Quantum fluctuations of the current in a tunnel junction at optical frequencies

TL;DR

This study explores the quantum fluctuations of current in a biased tunnel junction at optical frequencies, revealing that photon emission is driven by current fluctuations within the barrier under high bias conditions.

Contribution

It introduces a Landauer-Büttiker scattering approach to link current fluctuations with photon emission at optical frequencies in biased tunnel junctions.

Findings

Photon emission results from current fluctuations inside the tunneling barrier.

Nonlinear I(V) characteristics influence photon emission at high bias.

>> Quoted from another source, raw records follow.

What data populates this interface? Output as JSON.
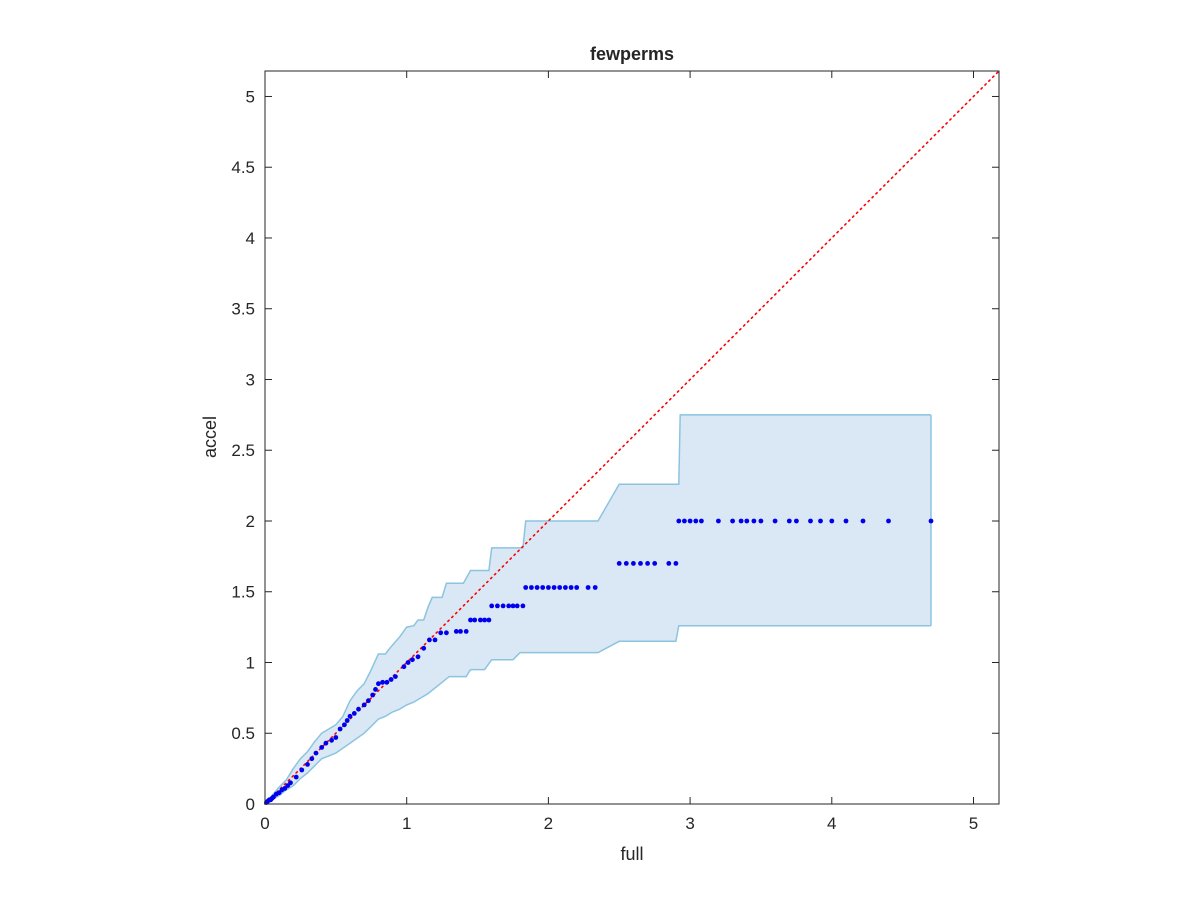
{
  "chart_data": {
    "type": "scatter",
    "title": "fewperms",
    "xlabel": "full",
    "ylabel": "accel",
    "xlim": [
      0,
      5.18
    ],
    "ylim": [
      0,
      5.18
    ],
    "xticks": [
      "0",
      "1",
      "2",
      "3",
      "4",
      "5"
    ],
    "yticks": [
      "0",
      "0.5",
      "1",
      "1.5",
      "2",
      "2.5",
      "3",
      "3.5",
      "4",
      "4.5",
      "5"
    ],
    "grid": false,
    "colors": {
      "points": "#0000ee",
      "reference_line": "#ff0000",
      "band_fill": "#d9e8f4",
      "band_edge": "#8cc4e0",
      "axes": "#262626"
    },
    "reference_line": {
      "style": "dotted",
      "from": [
        0,
        0
      ],
      "to": [
        5.18,
        5.18
      ]
    },
    "band": {
      "upper": [
        [
          0,
          0
        ],
        [
          0.05,
          0.06
        ],
        [
          0.1,
          0.12
        ],
        [
          0.15,
          0.17
        ],
        [
          0.2,
          0.25
        ],
        [
          0.25,
          0.32
        ],
        [
          0.3,
          0.37
        ],
        [
          0.35,
          0.44
        ],
        [
          0.4,
          0.5
        ],
        [
          0.45,
          0.53
        ],
        [
          0.5,
          0.56
        ],
        [
          0.55,
          0.62
        ],
        [
          0.6,
          0.73
        ],
        [
          0.65,
          0.8
        ],
        [
          0.7,
          0.85
        ],
        [
          0.75,
          0.95
        ],
        [
          0.8,
          1.06
        ],
        [
          0.85,
          1.06
        ],
        [
          0.88,
          1.1
        ],
        [
          0.95,
          1.18
        ],
        [
          1.0,
          1.25
        ],
        [
          1.05,
          1.26
        ],
        [
          1.08,
          1.3
        ],
        [
          1.12,
          1.3
        ],
        [
          1.15,
          1.39
        ],
        [
          1.18,
          1.46
        ],
        [
          1.25,
          1.46
        ],
        [
          1.28,
          1.56
        ],
        [
          1.4,
          1.56
        ],
        [
          1.45,
          1.65
        ],
        [
          1.58,
          1.65
        ],
        [
          1.6,
          1.81
        ],
        [
          1.82,
          1.81
        ],
        [
          1.84,
          2.0
        ],
        [
          2.35,
          2.0
        ],
        [
          2.5,
          2.26
        ],
        [
          2.92,
          2.26
        ],
        [
          2.93,
          2.75
        ],
        [
          4.7,
          2.75
        ]
      ],
      "lower": [
        [
          0,
          0
        ],
        [
          0.05,
          0.03
        ],
        [
          0.1,
          0.06
        ],
        [
          0.15,
          0.1
        ],
        [
          0.2,
          0.13
        ],
        [
          0.25,
          0.18
        ],
        [
          0.3,
          0.22
        ],
        [
          0.35,
          0.27
        ],
        [
          0.4,
          0.32
        ],
        [
          0.45,
          0.34
        ],
        [
          0.5,
          0.36
        ],
        [
          0.6,
          0.43
        ],
        [
          0.7,
          0.5
        ],
        [
          0.75,
          0.55
        ],
        [
          0.8,
          0.6
        ],
        [
          0.85,
          0.62
        ],
        [
          0.9,
          0.65
        ],
        [
          0.95,
          0.67
        ],
        [
          1.0,
          0.7
        ],
        [
          1.05,
          0.72
        ],
        [
          1.1,
          0.75
        ],
        [
          1.15,
          0.78
        ],
        [
          1.2,
          0.82
        ],
        [
          1.25,
          0.86
        ],
        [
          1.3,
          0.9
        ],
        [
          1.42,
          0.9
        ],
        [
          1.45,
          0.95
        ],
        [
          1.55,
          0.95
        ],
        [
          1.6,
          1.02
        ],
        [
          1.75,
          1.02
        ],
        [
          1.8,
          1.07
        ],
        [
          2.35,
          1.07
        ],
        [
          2.5,
          1.15
        ],
        [
          2.9,
          1.15
        ],
        [
          2.92,
          1.26
        ],
        [
          4.7,
          1.26
        ]
      ]
    },
    "points": [
      [
        0.01,
        0.01
      ],
      [
        0.02,
        0.02
      ],
      [
        0.03,
        0.03
      ],
      [
        0.04,
        0.03
      ],
      [
        0.05,
        0.04
      ],
      [
        0.06,
        0.05
      ],
      [
        0.08,
        0.07
      ],
      [
        0.1,
        0.08
      ],
      [
        0.12,
        0.1
      ],
      [
        0.14,
        0.11
      ],
      [
        0.16,
        0.13
      ],
      [
        0.18,
        0.15
      ],
      [
        0.22,
        0.19
      ],
      [
        0.26,
        0.24
      ],
      [
        0.3,
        0.28
      ],
      [
        0.33,
        0.32
      ],
      [
        0.36,
        0.36
      ],
      [
        0.4,
        0.4
      ],
      [
        0.43,
        0.43
      ],
      [
        0.47,
        0.45
      ],
      [
        0.5,
        0.47
      ],
      [
        0.53,
        0.53
      ],
      [
        0.56,
        0.56
      ],
      [
        0.58,
        0.59
      ],
      [
        0.6,
        0.62
      ],
      [
        0.63,
        0.64
      ],
      [
        0.66,
        0.67
      ],
      [
        0.7,
        0.7
      ],
      [
        0.73,
        0.73
      ],
      [
        0.76,
        0.77
      ],
      [
        0.78,
        0.81
      ],
      [
        0.8,
        0.85
      ],
      [
        0.83,
        0.86
      ],
      [
        0.86,
        0.86
      ],
      [
        0.89,
        0.88
      ],
      [
        0.92,
        0.9
      ],
      [
        0.98,
        0.97
      ],
      [
        1.01,
        1.0
      ],
      [
        1.04,
        1.02
      ],
      [
        1.08,
        1.04
      ],
      [
        1.12,
        1.1
      ],
      [
        1.16,
        1.16
      ],
      [
        1.2,
        1.16
      ],
      [
        1.24,
        1.21
      ],
      [
        1.28,
        1.21
      ],
      [
        1.35,
        1.22
      ],
      [
        1.38,
        1.22
      ],
      [
        1.42,
        1.22
      ],
      [
        1.45,
        1.3
      ],
      [
        1.48,
        1.3
      ],
      [
        1.52,
        1.3
      ],
      [
        1.55,
        1.3
      ],
      [
        1.58,
        1.3
      ],
      [
        1.6,
        1.4
      ],
      [
        1.64,
        1.4
      ],
      [
        1.68,
        1.4
      ],
      [
        1.72,
        1.4
      ],
      [
        1.75,
        1.4
      ],
      [
        1.78,
        1.4
      ],
      [
        1.82,
        1.4
      ],
      [
        1.84,
        1.53
      ],
      [
        1.88,
        1.53
      ],
      [
        1.92,
        1.53
      ],
      [
        1.96,
        1.53
      ],
      [
        2.0,
        1.53
      ],
      [
        2.04,
        1.53
      ],
      [
        2.08,
        1.53
      ],
      [
        2.12,
        1.53
      ],
      [
        2.16,
        1.53
      ],
      [
        2.2,
        1.53
      ],
      [
        2.28,
        1.53
      ],
      [
        2.33,
        1.53
      ],
      [
        2.5,
        1.7
      ],
      [
        2.55,
        1.7
      ],
      [
        2.6,
        1.7
      ],
      [
        2.65,
        1.7
      ],
      [
        2.7,
        1.7
      ],
      [
        2.75,
        1.7
      ],
      [
        2.85,
        1.7
      ],
      [
        2.9,
        1.7
      ],
      [
        2.92,
        2.0
      ],
      [
        2.96,
        2.0
      ],
      [
        3.0,
        2.0
      ],
      [
        3.04,
        2.0
      ],
      [
        3.08,
        2.0
      ],
      [
        3.2,
        2.0
      ],
      [
        3.3,
        2.0
      ],
      [
        3.36,
        2.0
      ],
      [
        3.4,
        2.0
      ],
      [
        3.45,
        2.0
      ],
      [
        3.5,
        2.0
      ],
      [
        3.6,
        2.0
      ],
      [
        3.7,
        2.0
      ],
      [
        3.75,
        2.0
      ],
      [
        3.85,
        2.0
      ],
      [
        3.92,
        2.0
      ],
      [
        4.0,
        2.0
      ],
      [
        4.1,
        2.0
      ],
      [
        4.22,
        2.0
      ],
      [
        4.4,
        2.0
      ],
      [
        4.7,
        2.0
      ]
    ]
  }
}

Current fluctuations at optical frequencies deviate from fluctuation-dissipation predictions.

Abstract

We have investigated the mechanism at the origin of the infra-red radiation emitted by a biased tunnel junction by detecting photons at frequencies $\nu<eV/h$. To address this regime, the bias voltage $V$ exceeds one volt and the potential profile of the tunnel barrier is driven far from its equilibrium state. As a consequence, the $I(V)$ characteristic of the junction is strongly nonlinear. At optical frequencies, the transport through the junction cannot be simply expressed in term of the dc current and the current fluctuations are no longer described by the fluctuation-dissipation relation. Taking into account the energy and voltage dependence of the transmission of the tunnel junction in a Landauer-B\"{u}ttiker scattering approach, we experimentally demonstrate that the photon emission results from the fluctuations of the current inside the tunneling barrier.